1996 Domaine Armand Rousseau Chambertin Grand Cru  

BY NEAL MARTIN | MARCH 01, 2021

Whenever I need an anecdote to clarify the inflation of Burgundy prices over recent years, I tell how one Tuesday night after work, my cousin came to my tiny flat in South London for supper. This would have been July 2003. I rustled up my signature dish of spaghetti Bolognaise and before you ask, no, I didn’t make my own sauce, I dumped a jar of Dolmio sauce into a frying pan of beef mince like anyone else who cannot cook. It deserved a decent splash of red fermented grape juice and I was in the mood for Pinot. Since my cousin and I go back a long way, I pulled out a bottle of 1996 Chambertin Grand Cru from Domaine Armand Rousseau. I had recently bought it for about fifty or sixty quid and I probably splashed a few drops into the sauce. My cousin approved. I thought it was delicious, albeit too young. We had a thoroughly enjoyable evening, little realizing that we had just polished off a bottle that 17 years later would cost you around £50,000 a case, about the price of the very flat we were drinking in. We had essentially drunk the equivalent of my living room. 

I had only tasted this Rousseau once since then, at The Arches, served blind by the great Harry Gill, rest his soul. A bottle came around again in the summer of 2019 when a friend flew over from Hong Kong for dinner at Noizé, one of my first outings after my operation. The tasting note was planned to be included in a forthcoming tranche of mature Burgundy, however the photograph was so easy on the eye and the wine of such sentimental importance, why not parse it out for a Cellar Favorite.

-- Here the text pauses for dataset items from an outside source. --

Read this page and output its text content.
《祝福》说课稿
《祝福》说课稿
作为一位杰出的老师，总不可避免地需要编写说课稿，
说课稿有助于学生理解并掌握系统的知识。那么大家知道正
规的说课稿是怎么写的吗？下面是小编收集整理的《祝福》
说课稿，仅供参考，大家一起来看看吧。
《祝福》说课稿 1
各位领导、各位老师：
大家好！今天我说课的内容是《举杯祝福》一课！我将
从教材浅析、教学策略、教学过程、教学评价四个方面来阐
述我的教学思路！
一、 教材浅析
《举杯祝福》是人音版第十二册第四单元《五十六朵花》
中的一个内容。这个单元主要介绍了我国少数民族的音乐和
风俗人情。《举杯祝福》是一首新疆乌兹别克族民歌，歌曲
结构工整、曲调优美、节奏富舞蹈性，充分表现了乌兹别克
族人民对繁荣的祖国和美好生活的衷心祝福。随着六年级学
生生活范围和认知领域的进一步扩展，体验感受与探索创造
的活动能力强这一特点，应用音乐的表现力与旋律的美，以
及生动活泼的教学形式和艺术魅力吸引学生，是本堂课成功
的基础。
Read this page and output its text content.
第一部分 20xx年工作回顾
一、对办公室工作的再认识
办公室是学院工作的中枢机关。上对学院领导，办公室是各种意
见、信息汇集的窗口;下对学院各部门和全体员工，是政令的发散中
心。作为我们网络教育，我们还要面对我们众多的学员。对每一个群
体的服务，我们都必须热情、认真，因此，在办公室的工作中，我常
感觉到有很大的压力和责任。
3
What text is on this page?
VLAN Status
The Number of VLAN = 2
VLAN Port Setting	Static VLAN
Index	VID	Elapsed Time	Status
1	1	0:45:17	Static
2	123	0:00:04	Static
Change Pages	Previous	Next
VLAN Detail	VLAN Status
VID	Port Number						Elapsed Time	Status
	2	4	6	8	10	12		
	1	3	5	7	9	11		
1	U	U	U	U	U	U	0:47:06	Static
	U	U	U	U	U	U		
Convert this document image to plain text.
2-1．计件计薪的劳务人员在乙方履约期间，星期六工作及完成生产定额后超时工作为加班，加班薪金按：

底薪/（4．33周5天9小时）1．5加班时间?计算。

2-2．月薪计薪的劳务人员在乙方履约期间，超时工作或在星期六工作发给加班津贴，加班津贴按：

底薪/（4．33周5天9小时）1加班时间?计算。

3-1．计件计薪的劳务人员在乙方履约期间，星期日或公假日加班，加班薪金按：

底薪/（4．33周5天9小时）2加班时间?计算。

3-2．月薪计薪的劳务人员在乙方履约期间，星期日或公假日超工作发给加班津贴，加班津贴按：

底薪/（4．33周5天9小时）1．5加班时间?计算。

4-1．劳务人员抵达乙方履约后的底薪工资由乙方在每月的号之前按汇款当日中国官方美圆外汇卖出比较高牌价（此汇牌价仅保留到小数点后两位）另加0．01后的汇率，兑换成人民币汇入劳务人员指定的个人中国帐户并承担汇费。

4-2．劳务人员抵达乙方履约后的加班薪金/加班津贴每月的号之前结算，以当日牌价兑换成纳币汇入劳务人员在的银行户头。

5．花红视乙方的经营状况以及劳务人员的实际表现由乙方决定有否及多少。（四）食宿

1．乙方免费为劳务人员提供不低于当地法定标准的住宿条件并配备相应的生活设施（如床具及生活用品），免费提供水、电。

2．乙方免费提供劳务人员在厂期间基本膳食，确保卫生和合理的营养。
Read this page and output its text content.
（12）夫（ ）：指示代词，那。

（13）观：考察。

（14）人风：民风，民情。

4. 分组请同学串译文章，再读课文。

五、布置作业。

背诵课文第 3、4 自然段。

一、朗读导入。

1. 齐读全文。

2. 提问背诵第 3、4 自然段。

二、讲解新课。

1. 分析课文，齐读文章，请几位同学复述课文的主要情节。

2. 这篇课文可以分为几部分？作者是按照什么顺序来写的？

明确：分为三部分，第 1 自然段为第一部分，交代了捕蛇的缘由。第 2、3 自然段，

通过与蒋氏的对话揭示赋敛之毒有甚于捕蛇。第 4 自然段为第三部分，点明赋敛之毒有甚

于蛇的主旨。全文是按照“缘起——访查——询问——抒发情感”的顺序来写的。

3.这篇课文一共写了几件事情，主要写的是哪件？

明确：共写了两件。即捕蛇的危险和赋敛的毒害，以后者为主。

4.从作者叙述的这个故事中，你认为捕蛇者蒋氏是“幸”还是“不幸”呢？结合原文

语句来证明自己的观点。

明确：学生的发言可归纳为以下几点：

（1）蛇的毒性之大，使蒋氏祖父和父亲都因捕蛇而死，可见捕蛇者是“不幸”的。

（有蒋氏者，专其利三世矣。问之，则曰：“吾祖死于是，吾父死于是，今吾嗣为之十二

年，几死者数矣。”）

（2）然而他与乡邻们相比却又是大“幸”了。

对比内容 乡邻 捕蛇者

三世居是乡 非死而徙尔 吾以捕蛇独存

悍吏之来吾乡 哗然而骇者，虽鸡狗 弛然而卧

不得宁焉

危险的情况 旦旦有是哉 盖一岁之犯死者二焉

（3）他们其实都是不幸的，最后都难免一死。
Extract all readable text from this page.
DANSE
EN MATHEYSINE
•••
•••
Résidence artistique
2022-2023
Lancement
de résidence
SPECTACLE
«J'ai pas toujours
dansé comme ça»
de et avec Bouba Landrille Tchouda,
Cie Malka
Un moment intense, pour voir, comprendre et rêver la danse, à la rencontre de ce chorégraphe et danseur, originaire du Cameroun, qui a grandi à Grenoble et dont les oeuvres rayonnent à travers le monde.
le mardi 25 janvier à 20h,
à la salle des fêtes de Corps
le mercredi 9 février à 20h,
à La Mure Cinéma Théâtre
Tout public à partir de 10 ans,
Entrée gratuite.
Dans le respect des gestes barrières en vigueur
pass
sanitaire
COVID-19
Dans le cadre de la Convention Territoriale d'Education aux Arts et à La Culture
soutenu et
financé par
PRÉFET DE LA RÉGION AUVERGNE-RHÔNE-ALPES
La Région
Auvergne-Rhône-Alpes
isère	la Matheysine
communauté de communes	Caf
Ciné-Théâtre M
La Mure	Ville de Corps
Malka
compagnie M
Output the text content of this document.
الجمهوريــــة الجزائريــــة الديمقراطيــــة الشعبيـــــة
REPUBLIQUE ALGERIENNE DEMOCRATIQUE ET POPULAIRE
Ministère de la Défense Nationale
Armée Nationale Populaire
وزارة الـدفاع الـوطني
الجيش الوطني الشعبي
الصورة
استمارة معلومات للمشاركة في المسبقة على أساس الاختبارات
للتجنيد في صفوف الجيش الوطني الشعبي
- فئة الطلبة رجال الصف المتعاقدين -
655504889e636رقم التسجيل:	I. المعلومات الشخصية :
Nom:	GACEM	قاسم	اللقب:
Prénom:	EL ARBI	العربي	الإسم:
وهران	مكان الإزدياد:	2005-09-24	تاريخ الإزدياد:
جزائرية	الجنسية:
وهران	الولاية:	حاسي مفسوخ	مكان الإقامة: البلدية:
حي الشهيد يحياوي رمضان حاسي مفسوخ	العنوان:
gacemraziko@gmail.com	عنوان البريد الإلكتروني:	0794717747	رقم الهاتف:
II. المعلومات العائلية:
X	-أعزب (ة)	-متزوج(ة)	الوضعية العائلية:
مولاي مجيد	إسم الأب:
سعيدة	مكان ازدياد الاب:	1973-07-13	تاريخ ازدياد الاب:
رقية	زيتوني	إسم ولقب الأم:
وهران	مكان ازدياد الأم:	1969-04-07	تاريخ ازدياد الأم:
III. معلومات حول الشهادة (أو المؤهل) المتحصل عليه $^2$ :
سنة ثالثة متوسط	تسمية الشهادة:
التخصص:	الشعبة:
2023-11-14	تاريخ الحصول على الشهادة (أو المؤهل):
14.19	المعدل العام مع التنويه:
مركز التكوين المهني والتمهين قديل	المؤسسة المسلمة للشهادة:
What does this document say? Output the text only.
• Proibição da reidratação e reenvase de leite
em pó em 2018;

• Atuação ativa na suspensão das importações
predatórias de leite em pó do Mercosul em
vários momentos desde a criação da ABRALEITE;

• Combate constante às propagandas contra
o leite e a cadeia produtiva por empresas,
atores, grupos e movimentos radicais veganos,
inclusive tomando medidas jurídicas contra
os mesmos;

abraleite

Now at 23-years of age, the 1996 Chambertin Grand Cru shows a little bricking on the rim, appropriate with its age. The nose is as fragrant as I remember: wilted iris petals gently waft from the glass, cool and reserved. Indeed, I found this bottle initially aloof and standoffish, like many Côte de Nuits this vintage, before developing more fruit intensity, mainly black rather than red laced with loam and Earl Grey. The palate is just beautifully balanced. It is a stout and swarthy Chambertin so much so that you risk overlooking what for a 1996 is its filigree tannin structure. The fruit profile becomes redder towards the finish with a kiss of sour cherry and orange rind that all feel so precise and sophisticated. This multi-faceted and cerebral Chambertin is reaching its lofty plateau. 97/Drink 2021-2040.